お子様がいる場合、離婚時に養育費の取り決めを行うことが多いですが、

しばしば問題となるのは、①大学進学費用の取り扱い、②養育費の終期を何歳までとするかの点です。

 

①大学進学費用については、大学進学を了承していたか否かや、夫婦双方の学歴、収入等により個別に

検討します。ただし、大学進学を了承していた場合でも、夫婦の収入等によっては、国立大学の標準学費を基礎として、

算定表で考慮済みである公立高校の年間標準額費を超えた部分について、収入割合で按分するとか、奨学金の全部または一部を考慮し、

これをもっても補えない部分について収入割合で按分するなどの調整がなされることがあります。

大学院や留学などについては、当然に進学するという事が一般的な世の中とはなっていないと考えられるため、

相手方が了承しているとか、収入が高額などの事情がなければ難しいものと考えられます。
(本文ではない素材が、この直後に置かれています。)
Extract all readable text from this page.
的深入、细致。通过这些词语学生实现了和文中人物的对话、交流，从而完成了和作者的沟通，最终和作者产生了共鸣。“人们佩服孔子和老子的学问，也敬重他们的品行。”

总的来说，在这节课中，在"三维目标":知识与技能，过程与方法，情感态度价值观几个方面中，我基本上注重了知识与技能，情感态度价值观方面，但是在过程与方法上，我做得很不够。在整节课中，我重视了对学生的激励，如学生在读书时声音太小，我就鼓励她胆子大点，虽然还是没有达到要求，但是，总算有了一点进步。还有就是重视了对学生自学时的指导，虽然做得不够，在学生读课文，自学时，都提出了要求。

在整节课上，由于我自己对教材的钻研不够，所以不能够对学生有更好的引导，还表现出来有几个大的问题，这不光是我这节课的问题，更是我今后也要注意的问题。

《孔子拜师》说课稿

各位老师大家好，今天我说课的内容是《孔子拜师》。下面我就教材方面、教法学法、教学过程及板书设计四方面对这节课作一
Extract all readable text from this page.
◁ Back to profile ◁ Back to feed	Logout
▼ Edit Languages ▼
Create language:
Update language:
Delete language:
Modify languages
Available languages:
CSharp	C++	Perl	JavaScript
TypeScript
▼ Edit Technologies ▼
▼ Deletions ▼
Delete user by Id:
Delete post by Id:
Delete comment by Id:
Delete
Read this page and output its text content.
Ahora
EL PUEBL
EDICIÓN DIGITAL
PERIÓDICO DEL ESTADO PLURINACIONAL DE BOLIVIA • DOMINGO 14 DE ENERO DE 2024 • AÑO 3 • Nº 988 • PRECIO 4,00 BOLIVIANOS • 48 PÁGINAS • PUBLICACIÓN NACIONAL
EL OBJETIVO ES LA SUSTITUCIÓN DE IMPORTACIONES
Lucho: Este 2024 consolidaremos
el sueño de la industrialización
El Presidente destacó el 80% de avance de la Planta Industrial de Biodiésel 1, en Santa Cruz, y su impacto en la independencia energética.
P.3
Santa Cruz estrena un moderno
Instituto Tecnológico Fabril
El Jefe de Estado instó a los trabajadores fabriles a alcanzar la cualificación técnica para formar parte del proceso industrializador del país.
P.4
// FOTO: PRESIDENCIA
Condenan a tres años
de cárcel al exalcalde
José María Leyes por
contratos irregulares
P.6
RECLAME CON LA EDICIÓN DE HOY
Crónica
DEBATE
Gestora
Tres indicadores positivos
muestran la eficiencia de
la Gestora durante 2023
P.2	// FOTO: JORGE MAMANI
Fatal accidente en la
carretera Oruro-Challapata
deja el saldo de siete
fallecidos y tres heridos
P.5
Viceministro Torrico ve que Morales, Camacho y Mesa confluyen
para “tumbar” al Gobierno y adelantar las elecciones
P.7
また、大学に合格しているなど、進学が具体化していない段階では、金額等が確定しないことから、

後に別途協議という形で条項を入れざるを得ません。

 

②養育費の終期については、成人年齢の引き下げを理由に18歳までなどと主張されることがありますが、

養育費は、成人か否かを基準に考えられるのではなく、親として未成熟子に対して、自分と同じ水準の生活を確保する

義務を根拠とするものであるため、未成熟か否か、すなわち、就職、結婚等で経済的に親から独立しているか否かで

考えられるものであるため、子が幼少の段階で養育費の取り決めを行う場合でも、20歳までとされることが一般的です。

 

更に、子が現に大学に進学している、あるいは合格して進学が確定しているという段階で養育費の取り決めを

行う場合、大学卒業まで(正確には22歳に達した後の最初に到来する3月末)とすることが一般的です。

 

この点、大学進学費用を負担すべき事案ではないから、養育費の終期も20歳までとすべき、などと主張が

なされることがありますが、特別の費用に当たる大学進学費用の負担が必要か否かと、基本額の養育費を払い続ける必要が

あるかは全く別の問題であり、大学に進学している場合、大学卒業までは自ら生活をするだけの収入を得ることは出来ないため、

養育費の終期は大学卒業までと判断される事が多いです。

近時の裁判例でも、東京高裁の平成29年11月9日決定では、大学の学納金の分担は否定しながらも、

養育費の支払義務は大学卒業(22歳に達した後の最初の○月まで)と判断されております。

このように、離婚時に取り決めを行う事の多い、養育費については論点が多数あり、主張、立証にも注意を払う必要があります。